DV: Attended a religious service in the last week

Independent Variables:

- Age

- Sex

- Socioeconomic Status (SES)

- Negative attitudes toward  premarital sex

---

# Report Logistic Regression

- State your hypothesis, statistical test, its link function, and
justify the use of a logistic regression

> We hypothesized that people who were against premarital
sex would be more likely to have attended a religious event
in the previous week. Religious event attendance was a
binary outcome as the person either attended an event or
they did not, which violated the normality assumption
required for traditional regression.

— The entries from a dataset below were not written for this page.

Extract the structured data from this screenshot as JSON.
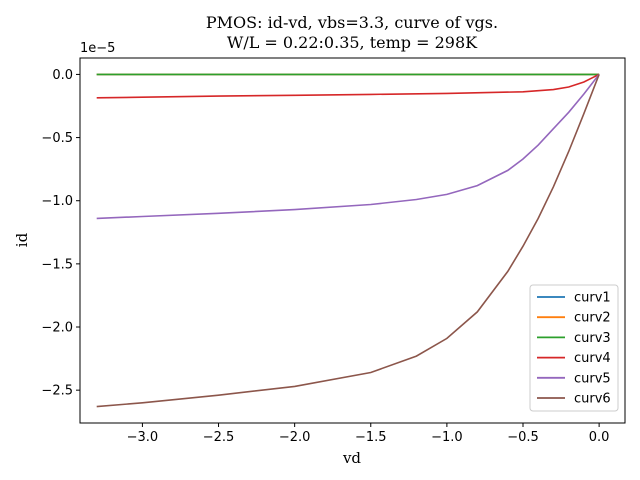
{
  "chart_data": {
    "type": "line",
    "title_line1": "PMOS: id-vd, vbs=3.3, curve of vgs.",
    "title_line2": "W/L = 0.22:0.35, temp = 298K",
    "xlabel": "vd",
    "ylabel": "id",
    "y_offset_label": "1e−5",
    "xlim": [
      -3.41,
      0.17
    ],
    "ylim": [
      -2.76,
      0.13
    ],
    "y_scale": 1e-05,
    "x_ticks": [
      {
        "value": -3.0,
        "label": "−3.0"
      },
      {
        "value": -2.5,
        "label": "−2.5"
      },
      {
        "value": -2.0,
        "label": "−2.0"
      },
      {
        "value": -1.5,
        "label": "−1.5"
      },
      {
        "value": -1.0,
        "label": "−1.0"
      },
      {
        "value": -0.5,
        "label": "−0.5"
      },
      {
        "value": 0.0,
        "label": "0.0"
      }
    ],
    "y_ticks": [
      {
        "value": 0.0,
        "label": "0.0"
      },
      {
        "value": -0.5,
        "label": "−0.5"
      },
      {
        "value": -1.0,
        "label": "−1.0"
      },
      {
        "value": -1.5,
        "label": "−1.5"
      },
      {
        "value": -2.0,
        "label": "−2.0"
      },
      {
        "value": -2.5,
        "label": "−2.5"
      }
    ],
    "grid": false,
    "legend_position": "lower-right",
    "series": [
      {
        "name": "curv1",
        "color": "#1f77b4",
        "x": [
          -3.3,
          -2.5,
          -1.5,
          -0.5,
          0.0
        ],
        "y": [
          0.0,
          0.0,
          0.0,
          0.0,
          0.0
        ]
      },
      {
        "name": "curv2",
        "color": "#ff7f0e",
        "x": [
          -3.3,
          -2.5,
          -1.5,
          -0.5,
          0.0
        ],
        "y": [
          0.0,
          0.0,
          0.0,
          0.0,
          0.0
        ]
      },
      {
        "name": "curv3",
        "color": "#2ca02c",
        "x": [
          -3.3,
          -2.5,
          -1.5,
          -0.5,
          0.0
        ],
        "y": [
          0.0,
          0.0,
          0.0,
          0.0,
          0.0
        ]
      },
      {
        "name": "curv4",
        "color": "#d62728",
        "x": [
          -3.3,
          -3.0,
          -2.5,
          -2.0,
          -1.5,
          -1.0,
          -0.5,
          -0.3,
          -0.2,
          -0.1,
          -0.05,
          0.0
        ],
        "y": [
          -0.185,
          -0.18,
          -0.172,
          -0.165,
          -0.158,
          -0.15,
          -0.138,
          -0.12,
          -0.1,
          -0.06,
          -0.03,
          0.0
        ]
      },
      {
        "name": "curv5",
        "color": "#9467bd",
        "x": [
          -3.3,
          -3.0,
          -2.5,
          -2.0,
          -1.5,
          -1.2,
          -1.0,
          -0.8,
          -0.6,
          -0.5,
          -0.4,
          -0.3,
          -0.2,
          -0.1,
          0.0
        ],
        "y": [
          -1.14,
          -1.125,
          -1.1,
          -1.07,
          -1.03,
          -0.99,
          -0.95,
          -0.88,
          -0.76,
          -0.67,
          -0.56,
          -0.43,
          -0.3,
          -0.155,
          0.0
        ]
      },
      {
        "name": "curv6",
        "color": "#8c564b",
        "x": [
          -3.3,
          -3.0,
          -2.5,
          -2.0,
          -1.5,
          -1.2,
          -1.0,
          -0.8,
          -0.6,
          -0.5,
          -0.4,
          -0.3,
          -0.2,
          -0.1,
          0.0
        ],
        "y": [
          -2.63,
          -2.6,
          -2.54,
          -2.47,
          -2.36,
          -2.23,
          -2.09,
          -1.88,
          -1.56,
          -1.36,
          -1.14,
          -0.89,
          -0.61,
          -0.31,
          0.0
        ]
      }
    ]
  }
}
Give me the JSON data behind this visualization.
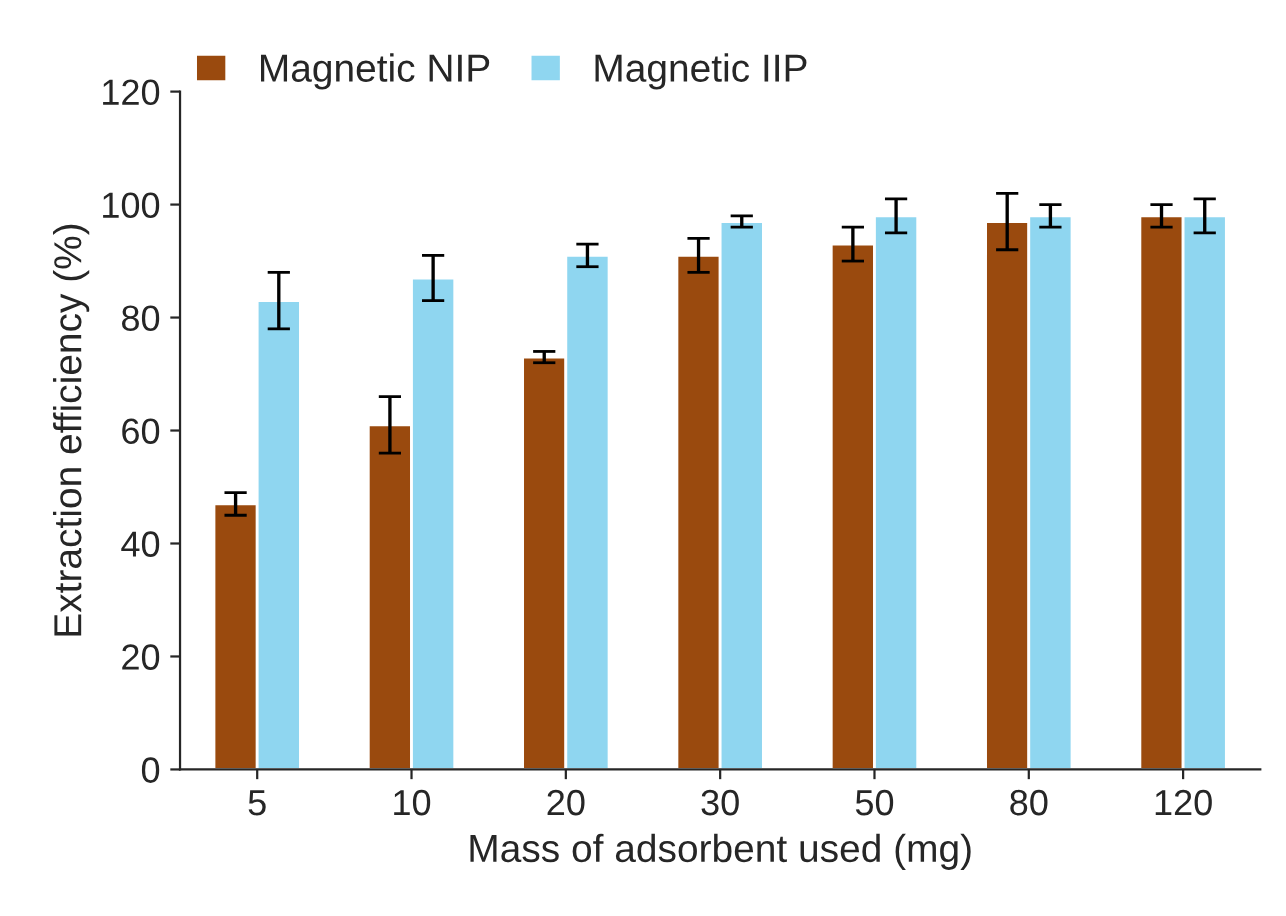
{
  "chart_data": {
    "type": "bar",
    "xlabel": "Mass of adsorbent used (mg)",
    "ylabel": "Extraction efficiency (%)",
    "categories": [
      "5",
      "10",
      "20",
      "30",
      "50",
      "80",
      "120"
    ],
    "series": [
      {
        "name": "Magnetic NIP",
        "color": "#9a4a0e",
        "values": [
          47,
          61,
          73,
          91,
          93,
          97,
          98
        ],
        "errors": [
          2,
          5,
          1,
          3,
          3,
          5,
          2
        ]
      },
      {
        "name": "Magnetic IIP",
        "color": "#8fd6f0",
        "values": [
          83,
          87,
          91,
          97,
          98,
          98,
          98
        ],
        "errors": [
          5,
          4,
          2,
          1,
          3,
          2,
          3
        ]
      }
    ],
    "ylim": [
      0,
      120
    ],
    "yticks": [
      0,
      20,
      40,
      60,
      80,
      100,
      120
    ],
    "grid": false,
    "legend": "top left"
  }
}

Thus, a logistic
regression with a logit link function was used to model
religious event attendance using R 4.0.4 (R Core Team,
2020).

---
# Report Logistic Regression

- State the full model and your results, including the Odds Ratio

> Religious event attendance was modelled as a function of attitudes about premarital sex, controlling for the age, sex, and
socioeconomic status of the respondent. As shown in Figure 1, this analysis revealed that attitudes about premarital sex
significantly predicted religious event attendance, b = 0.72, SE
= 0.05, z(1303) = 13.24, p < 0.01, Odds Ratio = 2.05:1. This implies that every 1-unit increase in negative attitudes toward premarital sex predicted a 2-fold increase in the likelihood that the person had attended religious services in the previous week. Table 1 provides the model estimates for all predictors.